山本白湯(以下、山本) 『恋マト』に出てくるエピソードが、ほぼ実際の体験をベースに描かれているからだと思います。おもに私と担当さん、それから友人から聞いた話などを中心に描いています。

 どのエピソードが誰の話、というようにそれぞれ具体的なモデルがいるわけではなく、いろいろな体験談を組み合わせてストーリー化しているイメージです。

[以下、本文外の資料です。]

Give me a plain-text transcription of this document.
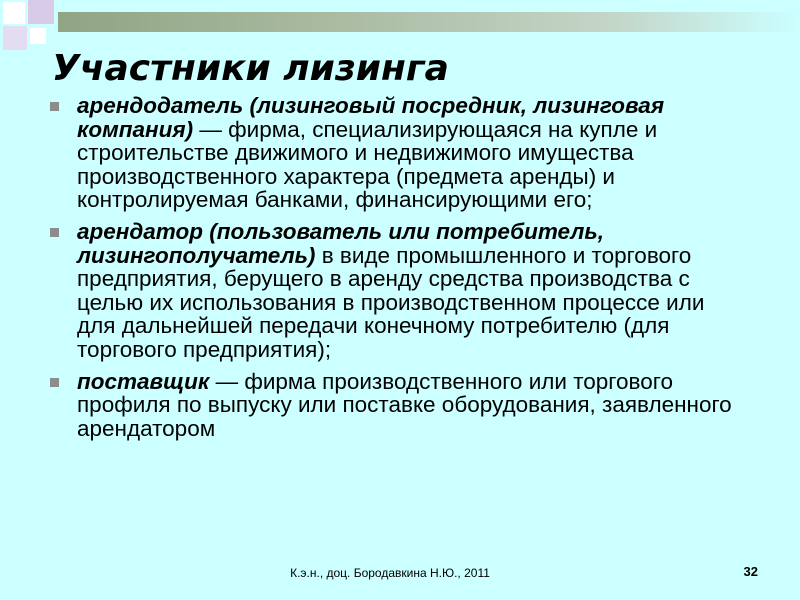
Участники лизинга
арендодатель (лизинговый посредник, лизинговая компания) — фирма, специализирующаяся на купле и строительстве движимого и недвижимого имущества производственного характера (предмета аренды) и контролируемая банками, финансирующими его;
арендатор (пользователь или потребитель, лизингополучатель) в виде промышленного и торгового предприятия, берущего в аренду средства производства с целью их использования в производственном процессе или для дальнейшей передачи конечному потребителю (для торгового предприятия);
поставщик — фирма производственного или торгового профиля по выпуску или поставке оборудования, заявленного арендатором
К.э.н., доц. Бородавкина Н.Ю., 2011	32
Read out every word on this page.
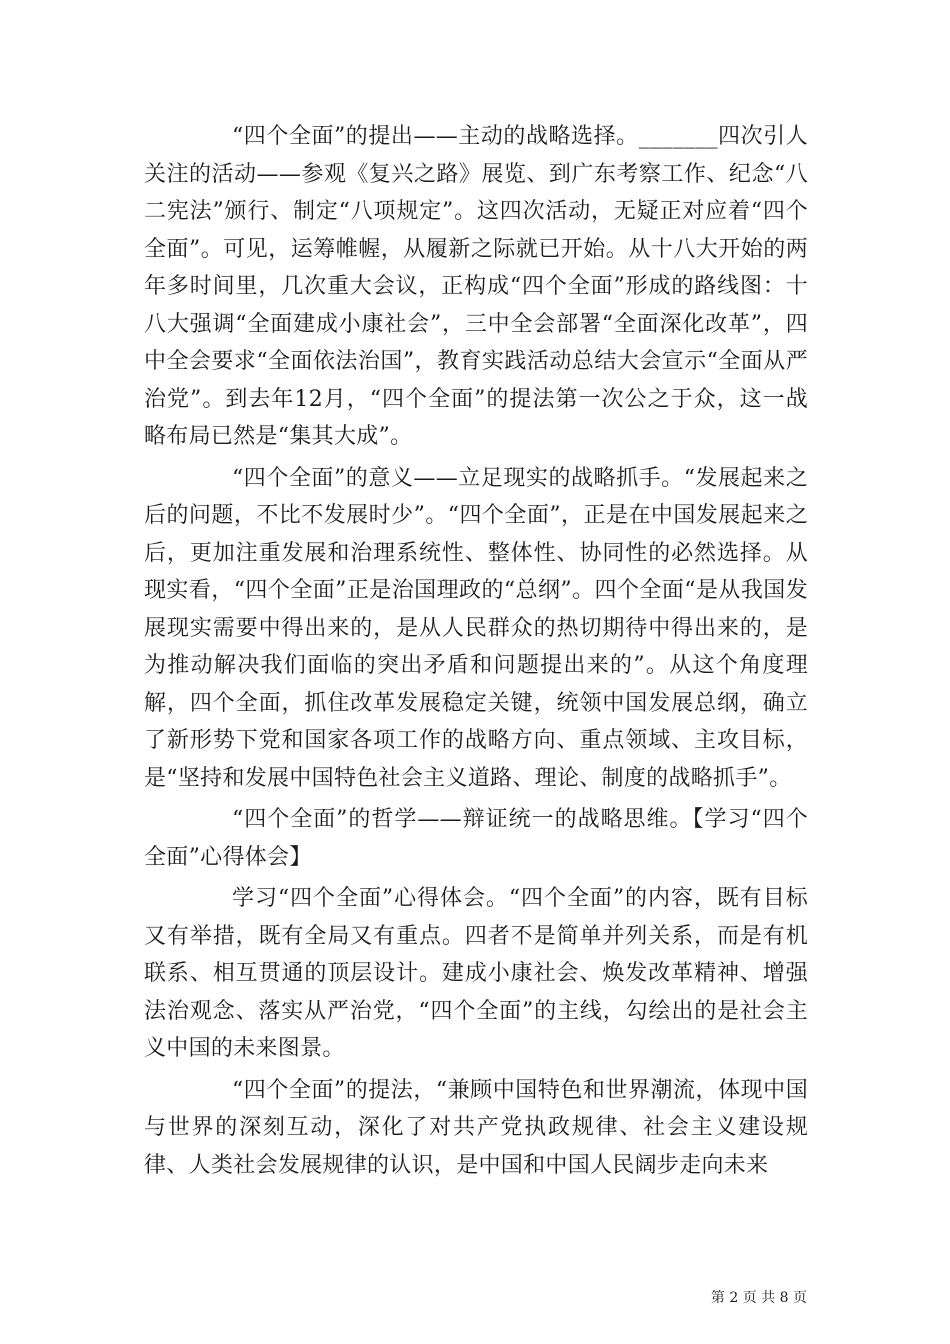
“四个全面”的提出——主动的战略选择。_______四次引人关注的活动——参观《复兴之路》展览、到广东考察工作、纪念“八二宪法”颁行、制定“八项规定”。这四次活动，无疑正对应着“四个全面”。可见，运筹帷幄，从履新之际就已开始。从十八大开始的两年多时间里，几次重大会议，正构成“四个全面”形成的路线图：十八大强调“全面建成小康社会”，三中全会部署“全面深化改革”，四中全会要求“全面依法治国”，教育实践活动总结大会宣示“全面从严治党”。到去年12月，“四个全面”的提法第一次公之于众，这一战略布局已然是“集其大成”。

“四个全面”的意义——立足现实的战略抓手。“发展起来之后的问题，不比不发展时少”。“四个全面”，正是在中国发展起来之后，更加注重发展和治理系统性、整体性、协同性的必然选择。从现实看，“四个全面”正是治国理政的“总纲”。四个全面“是从我国发展现实需要中得出来的，是从人民群众的热切期待中得出来的，是为推动解决我们面临的突出矛盾和问题提出来的”。从这个角度理解，四个全面，抓住改革发展稳定关键，统领中国发展总纲，确立了新形势下党和国家各项工作的战略方向、重点领域、主攻目标，是“坚持和发展中国特色社会主义道路、理论、制度的战略抓手”。

“四个全面”的哲学——辩证统一的战略思维。【学习“四个全面”心得体会】

学习“四个全面”心得体会。“四个全面”的内容，既有目标又有举措，既有全局又有重点。四者不是简单并列关系，而是有机联系、相互贯通的顶层设计。建成小康社会、焕发改革精神、增强法治观念、落实从严治党，“四个全面”的主线，勾绘出的是社会主义中国的未来图景。

“四个全面”的提法，“兼顾中国特色和世界潮流，体现中国与世界的深刻互动，深化了对共产党执政规律、社会主义建设规律、人类社会发展规律的认识，是中国和中国人民阔步走向未来

第 2 页 共 8 页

――実話をベースに描くと主観的になりすぎてしまいませんか?

山本 都合のいい展開にならないように、かなり意識してストーリーを考えています。

 具体的には、キャラクターひとりひとりに対し、家族構成や、どうしてその会社に入ったのか、どういう仕事をしているのかなど、すごく細かい部分まで考えて作り上げています。だいたいひとつのエピソードについて、キャラクターの背景をノート1冊分くらい書き込んでから、それぞれのキャラクターを動かすよう心がけています。

「やさぐれ女 美央編」美央の親友のさくら

 たとえば、1巻の「やさぐれ女 美央編」で登場する、美央の親友のさくらという子は、美央の高校の同級生で腐れ縁です。成人式でたまたま会って、そこから交流が再開した、という設定です。美央は最初、コンビニのアルバイト店員にしようと考えていたのですが、性格や生い立ちを考えていくなかで、現在の職業に落ち着きました。

 あまりに設定が細かすぎて忘れてしまった部分も多いのですが、さくらがなぜ現在の趣味サークルに入っているかについても、設定ノートを読み返せば確認できるようにしています。あとからぶれないよう、細かく全部のキャラクターに生命を吹き込んでいます。